Pemetrexed induces ROS generation and cellular senescence by attenuating TS-mediated thymidylate metabolism to reverse gefitinib resistance in non-small cell lung cancer

Epidermal growth factor receptor tyrosine kinase inhibitors (EGFR-TKIs) are strongly recommended for non-small cell lung carcinoma (NSCLC) patients harboring active EGFR mutations, while drug resistance inevitably makes exploring the resistance mechanisms and seeking effective therapeutic strategies urgent endeavors. Thymidylate synthetase (TYMS or TS) is a dominant enzyme in thymidylate nucleotide metabolism.

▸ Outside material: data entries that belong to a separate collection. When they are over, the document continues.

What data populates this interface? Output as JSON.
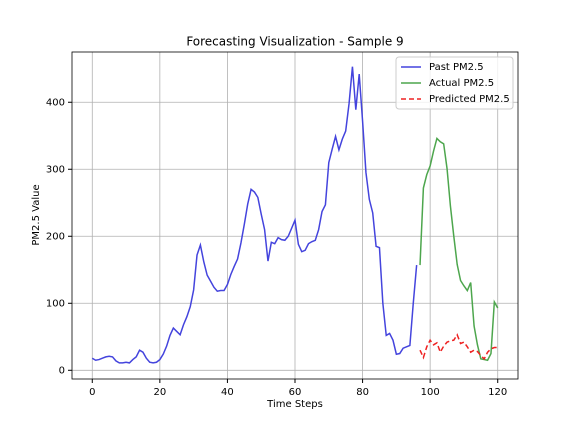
{
  "chart_data": {
    "type": "line",
    "title": "Forecasting Visualization - Sample 9",
    "x_label": "Time Steps",
    "y_label": "PM2.5 Value",
    "xlim": [
      -6,
      126
    ],
    "xticks": [
      0,
      20,
      40,
      60,
      80,
      100,
      120
    ],
    "ylim": [
      -13,
      475
    ],
    "yticks": [
      0,
      100,
      200,
      300,
      400
    ],
    "grid": true,
    "legend": "upper right",
    "series": [
      {
        "name": "Past PM2.5",
        "color": "#4444dd",
        "style": "solid",
        "x": [
          0,
          1,
          2,
          3,
          4,
          5,
          6,
          7,
          8,
          9,
          10,
          11,
          12,
          13,
          14,
          15,
          16,
          17,
          18,
          19,
          20,
          21,
          22,
          23,
          24,
          25,
          26,
          27,
          28,
          29,
          30,
          31,
          32,
          33,
          34,
          35,
          36,
          37,
          38,
          39,
          40,
          41,
          42,
          43,
          44,
          45,
          46,
          47,
          48,
          49,
          50,
          51,
          52,
          53,
          54,
          55,
          56,
          57,
          58,
          59,
          60,
          61,
          62,
          63,
          64,
          65,
          66,
          67,
          68,
          69,
          70,
          71,
          72,
          73,
          74,
          75,
          76,
          77,
          78,
          79,
          80,
          81,
          82,
          83,
          84,
          85,
          86,
          87,
          88,
          89,
          90,
          91,
          92,
          93,
          94,
          95,
          96
        ],
        "values": [
          18,
          15,
          16,
          18,
          20,
          21,
          20,
          14,
          11,
          11,
          12,
          11,
          16,
          20,
          30,
          27,
          18,
          12,
          11,
          12,
          16,
          24,
          36,
          52,
          63,
          58,
          53,
          68,
          80,
          95,
          120,
          172,
          187,
          162,
          142,
          133,
          124,
          118,
          119,
          119,
          128,
          143,
          155,
          166,
          190,
          218,
          248,
          270,
          266,
          258,
          233,
          210,
          163,
          191,
          189,
          198,
          195,
          194,
          200,
          212,
          224,
          188,
          177,
          179,
          189,
          192,
          194,
          210,
          237,
          247,
          310,
          330,
          349,
          329,
          345,
          357,
          398,
          453,
          389,
          442,
          372,
          295,
          255,
          235,
          185,
          183,
          100,
          52,
          55,
          45,
          24,
          25,
          33,
          35,
          37,
          100,
          157
        ]
      },
      {
        "name": "Actual PM2.5",
        "color": "#4da64d",
        "style": "solid",
        "x": [
          97,
          98,
          99,
          100,
          101,
          102,
          103,
          104,
          105,
          106,
          107,
          108,
          109,
          110,
          111,
          112,
          113,
          114,
          115,
          116,
          117,
          118,
          119,
          120
        ],
        "values": [
          157,
          272,
          292,
          305,
          327,
          346,
          341,
          338,
          301,
          245,
          200,
          158,
          134,
          126,
          119,
          131,
          66,
          38,
          17,
          16,
          15,
          25,
          102,
          93
        ]
      },
      {
        "name": "Predicted PM2.5",
        "color": "#ee2222",
        "style": "dashed",
        "x": [
          97,
          98,
          99,
          100,
          101,
          102,
          103,
          104,
          105,
          106,
          107,
          108,
          109,
          110,
          111,
          112,
          113,
          114,
          115,
          116,
          117,
          118,
          119,
          120
        ],
        "values": [
          30,
          19,
          35,
          45,
          38,
          41,
          27,
          36,
          42,
          44,
          45,
          53,
          40,
          42,
          35,
          27,
          30,
          28,
          22,
          17,
          27,
          32,
          34,
          34
        ]
      }
    ]
  }
}
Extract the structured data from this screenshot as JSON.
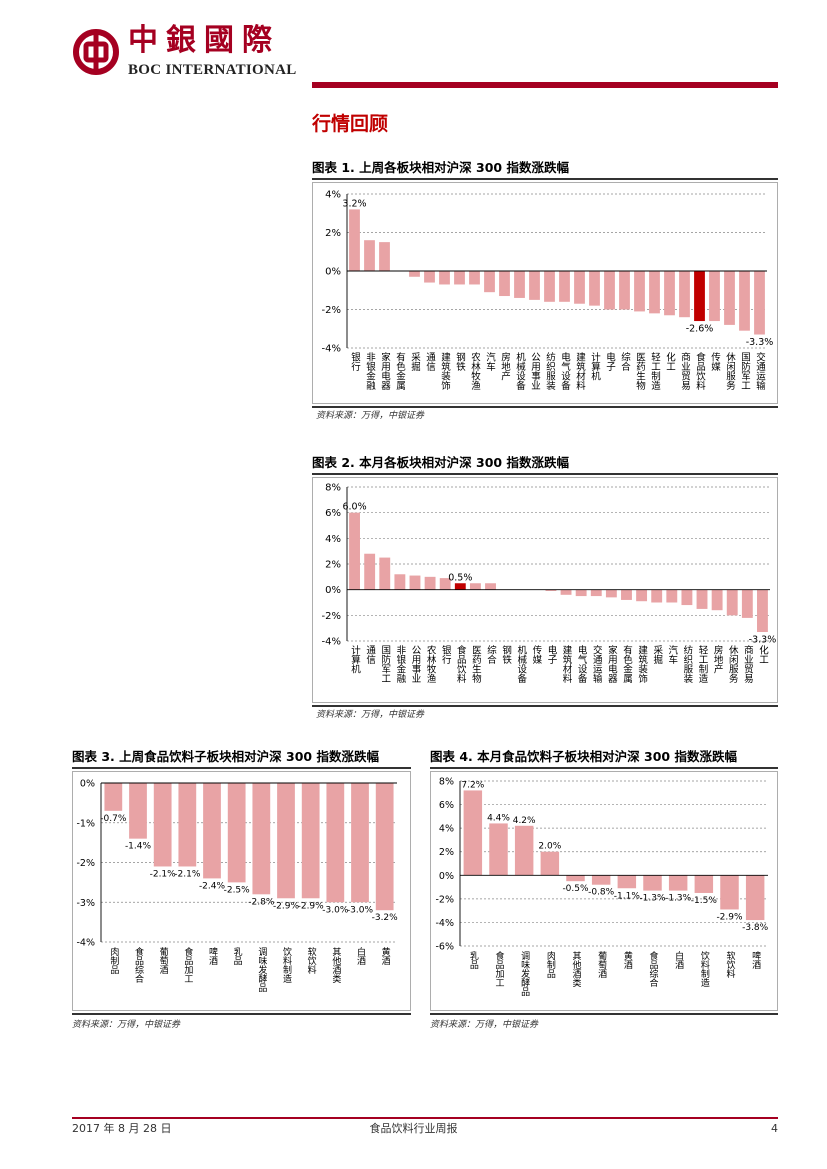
{
  "header": {
    "logo_cn": "中銀國際",
    "logo_en": "BOC INTERNATIONAL",
    "logo_icon": "bank-of-china-logo-icon",
    "accent_color": "#a50021"
  },
  "section_title": "行情回顾",
  "figures": [
    {
      "title": "图表 1. 上周各板块相对沪深 300 指数涨跌幅",
      "source": "资料来源：万得，中银证券"
    },
    {
      "title": "图表 2. 本月各板块相对沪深 300 指数涨跌幅",
      "source": "资料来源：万得，中银证券"
    },
    {
      "title": "图表 3. 上周食品饮料子板块相对沪深 300 指数涨跌幅",
      "source": "资料来源：万得，中银证券"
    },
    {
      "title": "图表 4. 本月食品饮料子板块相对沪深 300 指数涨跌幅",
      "source": "资料来源：万得，中银证券"
    }
  ],
  "chart_data": [
    {
      "type": "bar",
      "categories": [
        "银行",
        "非银金融",
        "家用电器",
        "有色金属",
        "采掘",
        "通信",
        "建筑装饰",
        "钢铁",
        "农林牧渔",
        "汽车",
        "房地产",
        "机械设备",
        "公用事业",
        "纺织服装",
        "电气设备",
        "建筑材料",
        "计算机",
        "电子",
        "综合",
        "医药生物",
        "轻工制造",
        "化工",
        "商业贸易",
        "食品饮料",
        "传媒",
        "休闲服务",
        "国防军工",
        "交通运输"
      ],
      "values": [
        3.2,
        1.6,
        1.5,
        0.0,
        -0.3,
        -0.6,
        -0.7,
        -0.7,
        -0.7,
        -1.1,
        -1.3,
        -1.4,
        -1.5,
        -1.6,
        -1.6,
        -1.7,
        -1.8,
        -2.0,
        -2.0,
        -2.1,
        -2.2,
        -2.3,
        -2.4,
        -2.6,
        -2.6,
        -2.8,
        -3.1,
        -3.3
      ],
      "highlight": "食品饮料",
      "ylim": [
        -4,
        4
      ],
      "yticks": [
        "4%",
        "2%",
        "0%",
        "-2%",
        "-4%"
      ],
      "ytick_values": [
        4,
        2,
        0,
        -2,
        -4
      ],
      "data_labels": [
        {
          "category": "银行",
          "text": "3.2%"
        },
        {
          "category": "食品饮料",
          "text": "-2.6%"
        },
        {
          "category": "交通运输",
          "text": "-3.3%"
        }
      ],
      "bar_color": "#e8a3a5",
      "highlight_color": "#c00000",
      "grid": true
    },
    {
      "type": "bar",
      "categories": [
        "计算机",
        "通信",
        "国防军工",
        "非银金融",
        "公用事业",
        "农林牧渔",
        "银行",
        "食品饮料",
        "医药生物",
        "综合",
        "钢铁",
        "机械设备",
        "传媒",
        "电子",
        "建筑材料",
        "电气设备",
        "交通运输",
        "家用电器",
        "有色金属",
        "建筑装饰",
        "采掘",
        "汽车",
        "纺织服装",
        "轻工制造",
        "房地产",
        "休闲服务",
        "商业贸易",
        "化工"
      ],
      "values": [
        6.0,
        2.8,
        2.5,
        1.2,
        1.1,
        1.0,
        0.9,
        0.5,
        0.5,
        0.5,
        0.0,
        0.0,
        0.0,
        -0.1,
        -0.4,
        -0.5,
        -0.5,
        -0.6,
        -0.8,
        -0.9,
        -1.0,
        -1.0,
        -1.2,
        -1.5,
        -1.6,
        -2.0,
        -2.2,
        -3.3
      ],
      "highlight": "食品饮料",
      "ylim": [
        -4,
        8
      ],
      "yticks": [
        "8%",
        "6%",
        "4%",
        "2%",
        "0%",
        "-2%",
        "-4%"
      ],
      "ytick_values": [
        8,
        6,
        4,
        2,
        0,
        -2,
        -4
      ],
      "data_labels": [
        {
          "category": "计算机",
          "text": "6.0%"
        },
        {
          "category": "食品饮料",
          "text": "0.5%"
        },
        {
          "category": "化工",
          "text": "-3.3%"
        }
      ],
      "bar_color": "#e8a3a5",
      "highlight_color": "#c00000",
      "grid": true
    },
    {
      "type": "bar",
      "categories": [
        "肉制品",
        "食品综合",
        "葡萄酒",
        "食品加工",
        "啤酒",
        "乳品",
        "调味发酵品",
        "饮料制造",
        "软饮料",
        "其他酒类",
        "白酒",
        "黄酒"
      ],
      "values": [
        -0.7,
        -1.4,
        -2.1,
        -2.1,
        -2.4,
        -2.5,
        -2.8,
        -2.9,
        -2.9,
        -3.0,
        -3.0,
        -3.2
      ],
      "ylim": [
        -4,
        0
      ],
      "yticks": [
        "0%",
        "-1%",
        "-2%",
        "-3%",
        "-4%"
      ],
      "ytick_values": [
        0,
        -1,
        -2,
        -3,
        -4
      ],
      "data_labels": [
        "-0.7%",
        "-1.4%",
        "-2.1%",
        "-2.1%",
        "-2.4%",
        "-2.5%",
        "-2.8%",
        "-2.9%",
        "-2.9%",
        "-3.0%",
        "-3.0%",
        "-3.2%"
      ],
      "bar_color": "#e8a3a5",
      "grid": true
    },
    {
      "type": "bar",
      "categories": [
        "乳品",
        "食品加工",
        "调味发酵品",
        "肉制品",
        "其他酒类",
        "葡萄酒",
        "黄酒",
        "食品综合",
        "白酒",
        "饮料制造",
        "软饮料",
        "啤酒"
      ],
      "values": [
        7.2,
        4.4,
        4.2,
        2.0,
        -0.5,
        -0.8,
        -1.1,
        -1.3,
        -1.3,
        -1.5,
        -2.9,
        -3.8
      ],
      "ylim": [
        -6,
        8
      ],
      "yticks": [
        "8%",
        "6%",
        "4%",
        "2%",
        "0%",
        "-2%",
        "-4%",
        "-6%"
      ],
      "ytick_values": [
        8,
        6,
        4,
        2,
        0,
        -2,
        -4,
        -6
      ],
      "data_labels": [
        "7.2%",
        "4.4%",
        "4.2%",
        "2.0%",
        "-0.5%",
        "-0.8%",
        "-1.1%",
        "-1.3%",
        "-1.3%",
        "-1.5%",
        "-2.9%",
        "-3.8%"
      ],
      "bar_color": "#e8a3a5",
      "grid": true
    }
  ],
  "footer": {
    "date": "2017 年 8 月 28 日",
    "report": "食品饮料行业周报",
    "page": "4"
  }
}
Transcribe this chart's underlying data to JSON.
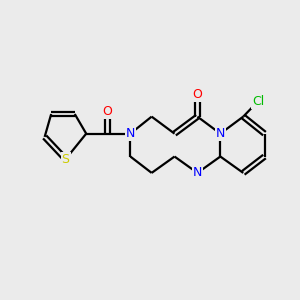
{
  "bg": "#ebebeb",
  "bond_color": "#000000",
  "lw": 1.6,
  "atom_colors": {
    "N": "#0000ff",
    "O": "#ff0000",
    "S": "#cccc00",
    "Cl": "#00bb00"
  },
  "figsize": [
    3.0,
    3.0
  ],
  "dpi": 100
}
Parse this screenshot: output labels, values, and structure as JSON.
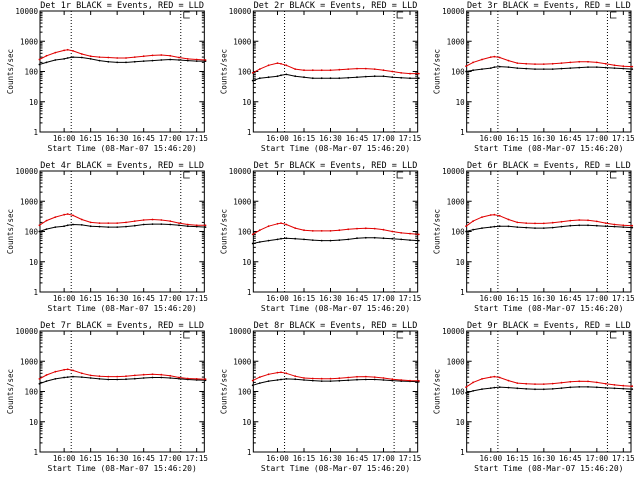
{
  "colors": {
    "events": "#000000",
    "lld": "#e00000",
    "axis": "#000000",
    "background": "#ffffff"
  },
  "chart_data": [
    {
      "type": "line",
      "title": "Det 1r BLACK = Events, RED = LLD",
      "xlabel": "Start Time (08-Mar-07 15:46:20)",
      "ylabel": "Counts/sec",
      "y_scale": "log",
      "ylim": [
        1,
        10000
      ],
      "xlim_minutes_after_start": [
        0,
        93
      ],
      "xticks": [
        "16:00",
        "16:15",
        "16:30",
        "16:45",
        "17:00",
        "17:15"
      ],
      "yticks": [
        "1",
        "10",
        "100",
        "1000",
        "10000"
      ],
      "event_markers": [
        "16:04",
        "17:06"
      ],
      "grid": false,
      "x": [
        "15:46",
        "15:50",
        "15:55",
        "16:00",
        "16:02",
        "16:05",
        "16:10",
        "16:15",
        "16:20",
        "16:25",
        "16:30",
        "16:35",
        "16:40",
        "16:45",
        "16:50",
        "16:55",
        "17:00",
        "17:05",
        "17:10",
        "17:15",
        "17:20"
      ],
      "series": [
        {
          "values": [
            170,
            200,
            240,
            260,
            280,
            300,
            290,
            260,
            230,
            210,
            200,
            200,
            210,
            220,
            230,
            240,
            250,
            240,
            230,
            220,
            220
          ]
        },
        {
          "values": [
            250,
            330,
            420,
            500,
            520,
            480,
            380,
            320,
            300,
            290,
            280,
            280,
            300,
            320,
            340,
            350,
            330,
            290,
            260,
            250,
            240
          ]
        }
      ]
    },
    {
      "type": "line",
      "title": "Det 2r BLACK = Events, RED = LLD",
      "xlabel": "Start Time (08-Mar-07 15:46:20)",
      "ylabel": "Counts/sec",
      "y_scale": "log",
      "ylim": [
        1,
        10000
      ],
      "xlim_minutes_after_start": [
        0,
        93
      ],
      "xticks": [
        "16:00",
        "16:15",
        "16:30",
        "16:45",
        "17:00",
        "17:15"
      ],
      "yticks": [
        "1",
        "10",
        "100",
        "1000",
        "10000"
      ],
      "event_markers": [
        "16:04",
        "17:06"
      ],
      "grid": false,
      "x": [
        "15:46",
        "15:50",
        "15:55",
        "16:00",
        "16:02",
        "16:05",
        "16:10",
        "16:15",
        "16:20",
        "16:25",
        "16:30",
        "16:35",
        "16:40",
        "16:45",
        "16:50",
        "16:55",
        "17:00",
        "17:05",
        "17:10",
        "17:15",
        "17:20"
      ],
      "series": [
        {
          "values": [
            50,
            60,
            65,
            70,
            75,
            80,
            70,
            65,
            60,
            60,
            60,
            60,
            62,
            65,
            68,
            70,
            70,
            65,
            62,
            60,
            60
          ]
        },
        {
          "values": [
            90,
            120,
            160,
            190,
            180,
            160,
            120,
            110,
            110,
            110,
            110,
            115,
            120,
            125,
            125,
            120,
            110,
            100,
            90,
            85,
            85
          ]
        }
      ]
    },
    {
      "type": "line",
      "title": "Det 3r BLACK = Events, RED = LLD",
      "xlabel": "Start Time (08-Mar-07 15:46:20)",
      "ylabel": "Counts/sec",
      "y_scale": "log",
      "ylim": [
        1,
        10000
      ],
      "xlim_minutes_after_start": [
        0,
        93
      ],
      "xticks": [
        "16:00",
        "16:15",
        "16:30",
        "16:45",
        "17:00",
        "17:15"
      ],
      "yticks": [
        "1",
        "10",
        "100",
        "1000",
        "10000"
      ],
      "event_markers": [
        "16:04",
        "17:06"
      ],
      "grid": false,
      "x": [
        "15:46",
        "15:50",
        "15:55",
        "16:00",
        "16:02",
        "16:05",
        "16:10",
        "16:15",
        "16:20",
        "16:25",
        "16:30",
        "16:35",
        "16:40",
        "16:45",
        "16:50",
        "16:55",
        "17:00",
        "17:05",
        "17:10",
        "17:15",
        "17:20"
      ],
      "series": [
        {
          "values": [
            100,
            110,
            120,
            130,
            140,
            145,
            140,
            130,
            125,
            120,
            120,
            120,
            125,
            130,
            135,
            140,
            140,
            135,
            130,
            125,
            120
          ]
        },
        {
          "values": [
            150,
            200,
            250,
            300,
            310,
            290,
            230,
            190,
            180,
            175,
            175,
            180,
            190,
            200,
            210,
            210,
            200,
            180,
            160,
            150,
            145
          ]
        }
      ]
    },
    {
      "type": "line",
      "title": "Det 4r BLACK = Events, RED = LLD",
      "xlabel": "Start Time (08-Mar-07 15:46:20)",
      "ylabel": "Counts/sec",
      "y_scale": "log",
      "ylim": [
        1,
        10000
      ],
      "xlim_minutes_after_start": [
        0,
        93
      ],
      "xticks": [
        "16:00",
        "16:15",
        "16:30",
        "16:45",
        "17:00",
        "17:15"
      ],
      "yticks": [
        "1",
        "10",
        "100",
        "1000",
        "10000"
      ],
      "event_markers": [
        "16:04",
        "17:06"
      ],
      "grid": false,
      "x": [
        "15:46",
        "15:50",
        "15:55",
        "16:00",
        "16:02",
        "16:05",
        "16:10",
        "16:15",
        "16:20",
        "16:25",
        "16:30",
        "16:35",
        "16:40",
        "16:45",
        "16:50",
        "16:55",
        "17:00",
        "17:05",
        "17:10",
        "17:15",
        "17:20"
      ],
      "series": [
        {
          "values": [
            100,
            120,
            140,
            150,
            160,
            170,
            165,
            150,
            145,
            140,
            140,
            145,
            155,
            170,
            175,
            175,
            170,
            160,
            150,
            145,
            140
          ]
        },
        {
          "values": [
            160,
            230,
            300,
            360,
            380,
            340,
            250,
            200,
            190,
            190,
            190,
            200,
            220,
            240,
            250,
            240,
            220,
            190,
            170,
            160,
            160
          ]
        }
      ]
    },
    {
      "type": "line",
      "title": "Det 5r BLACK = Events, RED = LLD",
      "xlabel": "Start Time (08-Mar-07 15:46:20)",
      "ylabel": "Counts/sec",
      "y_scale": "log",
      "ylim": [
        1,
        10000
      ],
      "xlim_minutes_after_start": [
        0,
        93
      ],
      "xticks": [
        "16:00",
        "16:15",
        "16:30",
        "16:45",
        "17:00",
        "17:15"
      ],
      "yticks": [
        "1",
        "10",
        "100",
        "1000",
        "10000"
      ],
      "event_markers": [
        "16:04",
        "17:06"
      ],
      "grid": false,
      "x": [
        "15:46",
        "15:50",
        "15:55",
        "16:00",
        "16:02",
        "16:05",
        "16:10",
        "16:15",
        "16:20",
        "16:25",
        "16:30",
        "16:35",
        "16:40",
        "16:45",
        "16:50",
        "16:55",
        "17:00",
        "17:05",
        "17:10",
        "17:15",
        "17:20"
      ],
      "series": [
        {
          "values": [
            40,
            45,
            50,
            55,
            58,
            60,
            58,
            55,
            52,
            50,
            50,
            52,
            55,
            60,
            62,
            62,
            60,
            58,
            55,
            52,
            50
          ]
        },
        {
          "values": [
            80,
            110,
            150,
            180,
            190,
            170,
            130,
            110,
            105,
            105,
            105,
            110,
            118,
            125,
            128,
            125,
            115,
            100,
            90,
            85,
            80
          ]
        }
      ]
    },
    {
      "type": "line",
      "title": "Det 6r BLACK = Events, RED = LLD",
      "xlabel": "Start Time (08-Mar-07 15:46:20)",
      "ylabel": "Counts/sec",
      "y_scale": "log",
      "ylim": [
        1,
        10000
      ],
      "xlim_minutes_after_start": [
        0,
        93
      ],
      "xticks": [
        "16:00",
        "16:15",
        "16:30",
        "16:45",
        "17:00",
        "17:15"
      ],
      "yticks": [
        "1",
        "10",
        "100",
        "1000",
        "10000"
      ],
      "event_markers": [
        "16:04",
        "17:06"
      ],
      "grid": false,
      "x": [
        "15:46",
        "15:50",
        "15:55",
        "16:00",
        "16:02",
        "16:05",
        "16:10",
        "16:15",
        "16:20",
        "16:25",
        "16:30",
        "16:35",
        "16:40",
        "16:45",
        "16:50",
        "16:55",
        "17:00",
        "17:05",
        "17:10",
        "17:15",
        "17:20"
      ],
      "series": [
        {
          "values": [
            100,
            115,
            130,
            140,
            145,
            150,
            148,
            140,
            135,
            130,
            130,
            135,
            145,
            155,
            160,
            160,
            155,
            150,
            145,
            140,
            135
          ]
        },
        {
          "values": [
            150,
            220,
            300,
            350,
            360,
            330,
            250,
            200,
            190,
            185,
            185,
            195,
            210,
            230,
            240,
            235,
            215,
            190,
            170,
            160,
            155
          ]
        }
      ]
    },
    {
      "type": "line",
      "title": "Det 7r BLACK = Events, RED = LLD",
      "xlabel": "Start Time (08-Mar-07 15:46:20)",
      "ylabel": "Counts/sec",
      "y_scale": "log",
      "ylim": [
        1,
        10000
      ],
      "xlim_minutes_after_start": [
        0,
        93
      ],
      "xticks": [
        "16:00",
        "16:15",
        "16:30",
        "16:45",
        "17:00",
        "17:15"
      ],
      "yticks": [
        "1",
        "10",
        "100",
        "1000",
        "10000"
      ],
      "event_markers": [
        "16:04",
        "17:06"
      ],
      "grid": false,
      "x": [
        "15:46",
        "15:50",
        "15:55",
        "16:00",
        "16:02",
        "16:05",
        "16:10",
        "16:15",
        "16:20",
        "16:25",
        "16:30",
        "16:35",
        "16:40",
        "16:45",
        "16:50",
        "16:55",
        "17:00",
        "17:05",
        "17:10",
        "17:15",
        "17:20"
      ],
      "series": [
        {
          "values": [
            180,
            220,
            260,
            290,
            300,
            310,
            300,
            280,
            260,
            250,
            250,
            255,
            265,
            280,
            290,
            290,
            280,
            265,
            250,
            240,
            235
          ]
        },
        {
          "values": [
            260,
            350,
            450,
            520,
            540,
            500,
            400,
            340,
            320,
            310,
            310,
            320,
            340,
            360,
            370,
            360,
            330,
            290,
            270,
            260,
            255
          ]
        }
      ]
    },
    {
      "type": "line",
      "title": "Det 8r BLACK = Events, RED = LLD",
      "xlabel": "Start Time (08-Mar-07 15:46:20)",
      "ylabel": "Counts/sec",
      "y_scale": "log",
      "ylim": [
        1,
        10000
      ],
      "xlim_minutes_after_start": [
        0,
        93
      ],
      "xticks": [
        "16:00",
        "16:15",
        "16:30",
        "16:45",
        "17:00",
        "17:15"
      ],
      "yticks": [
        "1",
        "10",
        "100",
        "1000",
        "10000"
      ],
      "event_markers": [
        "16:04",
        "17:06"
      ],
      "grid": false,
      "x": [
        "15:46",
        "15:50",
        "15:55",
        "16:00",
        "16:02",
        "16:05",
        "16:10",
        "16:15",
        "16:20",
        "16:25",
        "16:30",
        "16:35",
        "16:40",
        "16:45",
        "16:50",
        "16:55",
        "17:00",
        "17:05",
        "17:10",
        "17:15",
        "17:20"
      ],
      "series": [
        {
          "values": [
            160,
            190,
            220,
            240,
            250,
            260,
            255,
            240,
            230,
            220,
            220,
            225,
            235,
            245,
            250,
            250,
            240,
            230,
            220,
            215,
            210
          ]
        },
        {
          "values": [
            230,
            300,
            370,
            420,
            430,
            400,
            320,
            280,
            270,
            265,
            265,
            275,
            290,
            305,
            310,
            300,
            280,
            255,
            240,
            230,
            225
          ]
        }
      ]
    },
    {
      "type": "line",
      "title": "Det 9r BLACK = Events, RED = LLD",
      "xlabel": "Start Time (08-Mar-07 15:46:20)",
      "ylabel": "Counts/sec",
      "y_scale": "log",
      "ylim": [
        1,
        10000
      ],
      "xlim_minutes_after_start": [
        0,
        93
      ],
      "xticks": [
        "16:00",
        "16:15",
        "16:30",
        "16:45",
        "17:00",
        "17:15"
      ],
      "yticks": [
        "1",
        "10",
        "100",
        "1000",
        "10000"
      ],
      "event_markers": [
        "16:04",
        "17:06"
      ],
      "grid": false,
      "x": [
        "15:46",
        "15:50",
        "15:55",
        "16:00",
        "16:02",
        "16:05",
        "16:10",
        "16:15",
        "16:20",
        "16:25",
        "16:30",
        "16:35",
        "16:40",
        "16:45",
        "16:50",
        "16:55",
        "17:00",
        "17:05",
        "17:10",
        "17:15",
        "17:20"
      ],
      "series": [
        {
          "values": [
            90,
            105,
            120,
            130,
            135,
            140,
            135,
            128,
            122,
            118,
            118,
            122,
            130,
            138,
            142,
            142,
            138,
            132,
            128,
            124,
            120
          ]
        },
        {
          "values": [
            140,
            200,
            260,
            300,
            310,
            290,
            230,
            190,
            180,
            175,
            175,
            182,
            195,
            210,
            218,
            215,
            200,
            180,
            165,
            155,
            150
          ]
        }
      ]
    }
  ]
}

In this study, based on public database analysis and examination of gene sets from 140 NSCLC patients that received EGFR-TKI therapy, we found a significantly positive correlation between TS expression and overall survival (OS) and disease-free survival (DFS) in lung adenocarcinoma. Twenty-four tissue specimens from NSCLC patients exhibited upregulated TS mRNA expression in NSCLC patients resistant to gefitinib. The human NSCLC cell line PC9, which is sensitive to gefitinib, and relatively resistant PC9/GR cells were used to demonstrate that knockdown of TS restored the sensitivity of resistant cells to gefitinib. Furthermore, pemetrexed effectively suppressed TS-mediated thymidylate metabolism and induced ROS generation and cellular senescence, thereby hampering carcinogenesis and restoring cell sensitivity to gefitinib. The combination of pemetrexed and gefitinib damaged the proliferation, migration and invasion capabilities of gefitinib-resistant cells, exhibiting a synergistic anticancer effect. Our findings illuminate the potential mechanism of TS-triggered gefitinib resistance and indicate that inhibition of TS by pemetrexed can potentiate the effect of gefitinib in NSCLC cells resistant to gefitinib. Pemetrexed combined with gefitinib has potent anti-progression potential in gefitinib-resistant NSCLC. This suggests that NSCLC patients with both high TS expression and EGFR-driving mutations might benefit more from a combination strategy of EGFR-TKIs and pemetrexed-based chemotherapy than EGFR-TKI monotherapy, which has profound clinical implications and considerable therapeutic value.